I'm training a custom named entity recognition model, I created the config.cfg
and train.spacy
files, among all it has, I'm using this as pre-trained vectors en_core_web_lg
[paths]
train = null
dev = null
vectors = "en_core_web_lg"
init_tok2vec = null
I then train the model using
!python -m spacy train config.cfg --output ./output --paths.train ./train.spacy --paths.dev ./train.spacy
This works and I can see the output model.
Then I want to train another NER model that has nothing to do with the previous one (same code different data) and I get this error:
Error: [E884] The pipeline could not be initialized because the vectors could not be found at 'en_core_web_lg'.

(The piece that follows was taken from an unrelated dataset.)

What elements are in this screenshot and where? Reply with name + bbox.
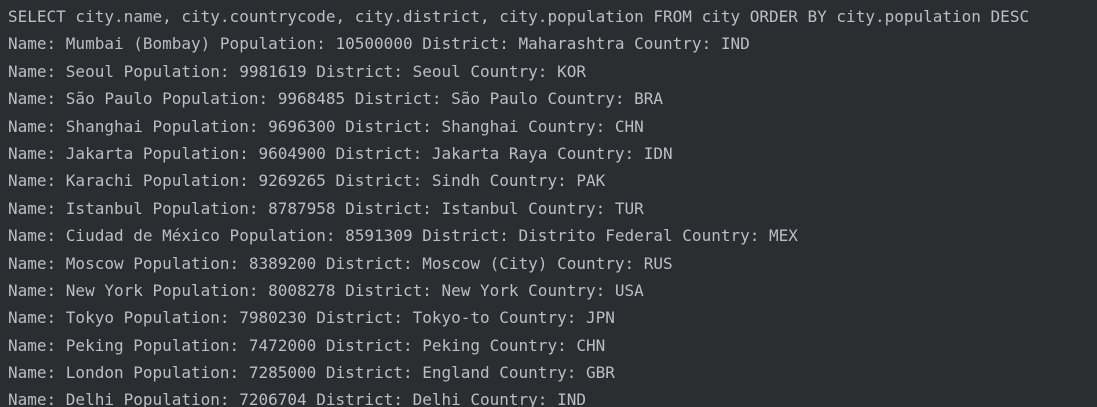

If your pipeline was already initialized/trained before, call 'resume_training' instead of 'initialize', or initialize only the components that are new.
It looks like it modified the base en_core_web_lg model, which can be a problem for me since I use it for different models, some fine-tuned and others just out of the box.
How can I train this NER model making sure the downloaded en_core_web_lg model is not modified? and would this ensure that I can train several models without interfering with each other?
When you use a model as a source of vectors, or for that matter a source for any other part of a pipeline, spaCy will not modify it under any circumstances. Something else is going on.
Are you perhaps using a different virtualenv? Does spacy.load("en_core_web_lg")
work?
One thing that could be happening (but seems less likely) is that in some fields, you can use the name of an installed pipeline (using entry points) or a local path. If you have a directory named en_core_web_lg
where you are training that could be checked first.